Page 956 - Total War on PTSD
P. 956

 I do have issues with insomnia and I take something every night to help me sleep. It doesn't always work. If I don't take it, sometimes I am great at staying up for days on end. I deal with anxiety issues, especially with crowds and unfamiliar situations. I deal with anger, especially with those people who like to push your buttons.
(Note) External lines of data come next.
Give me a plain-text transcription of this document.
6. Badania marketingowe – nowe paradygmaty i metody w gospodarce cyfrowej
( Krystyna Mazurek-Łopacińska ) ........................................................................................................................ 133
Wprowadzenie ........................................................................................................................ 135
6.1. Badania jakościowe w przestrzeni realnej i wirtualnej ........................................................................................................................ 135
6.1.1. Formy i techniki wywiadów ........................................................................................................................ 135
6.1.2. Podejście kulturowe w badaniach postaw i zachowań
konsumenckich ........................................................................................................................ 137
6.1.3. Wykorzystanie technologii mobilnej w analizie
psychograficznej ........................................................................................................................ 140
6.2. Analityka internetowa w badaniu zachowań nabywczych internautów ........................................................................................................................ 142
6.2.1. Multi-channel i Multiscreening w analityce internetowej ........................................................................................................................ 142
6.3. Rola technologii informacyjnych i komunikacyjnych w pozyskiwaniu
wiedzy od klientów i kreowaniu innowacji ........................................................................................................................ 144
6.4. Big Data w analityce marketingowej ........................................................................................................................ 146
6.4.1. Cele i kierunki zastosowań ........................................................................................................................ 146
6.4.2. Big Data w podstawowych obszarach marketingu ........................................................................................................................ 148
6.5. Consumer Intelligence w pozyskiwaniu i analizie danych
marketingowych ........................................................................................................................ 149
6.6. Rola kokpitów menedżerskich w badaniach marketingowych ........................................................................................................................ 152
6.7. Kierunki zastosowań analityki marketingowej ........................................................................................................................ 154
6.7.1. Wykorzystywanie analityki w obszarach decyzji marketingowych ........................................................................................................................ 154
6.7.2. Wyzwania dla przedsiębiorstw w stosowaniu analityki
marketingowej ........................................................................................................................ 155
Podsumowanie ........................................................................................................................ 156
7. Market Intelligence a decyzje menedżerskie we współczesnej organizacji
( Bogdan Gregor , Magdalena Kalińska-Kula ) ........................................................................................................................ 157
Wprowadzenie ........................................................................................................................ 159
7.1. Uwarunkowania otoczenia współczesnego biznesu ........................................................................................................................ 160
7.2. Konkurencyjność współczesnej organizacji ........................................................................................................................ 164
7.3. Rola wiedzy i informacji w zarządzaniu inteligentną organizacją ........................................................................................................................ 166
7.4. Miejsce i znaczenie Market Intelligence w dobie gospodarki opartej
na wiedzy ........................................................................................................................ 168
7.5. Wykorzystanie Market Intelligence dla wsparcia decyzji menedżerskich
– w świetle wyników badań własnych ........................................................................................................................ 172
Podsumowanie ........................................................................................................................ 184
Sometimes, pushed the right way, or the wrong way depending on how you look at it, it sometimes triggers that deeper anger. My family agrees though that my anger issues have gotten significantly better...or rather they are less of an issue...less triggered than before.
I feel like PTSD is a weakness in the sense that it shouldn't be happening...that I am better than that. That, with my background and my training and the job that I do, that I should be above that. I recognize now that it's not a weakness and that being able to deal with it and persevere through it is actually a strength...to not be broken. I have definitely undergone an attitude change in that regard. I don't really see a difference between the 'label' of PTSD or PTS. You either have the issues, the PTSD, or you don't. One letter doesn't really make a difference. There are still a lot of people who don't want to show accept that they have such an issue; there are some who really don't know they have it; and there are others who don't develop the issue until much later in life, once they retire from work or the military. Sometimes PTSD shuts some people's lives down and not others. It all depends on the individual and their own experiences. I have issues of my own in relation to my amputation. A lot of the guys I know have moved on and it's as natural as can be to not have a leg. It's just one of those things. It's just different and everybody's different.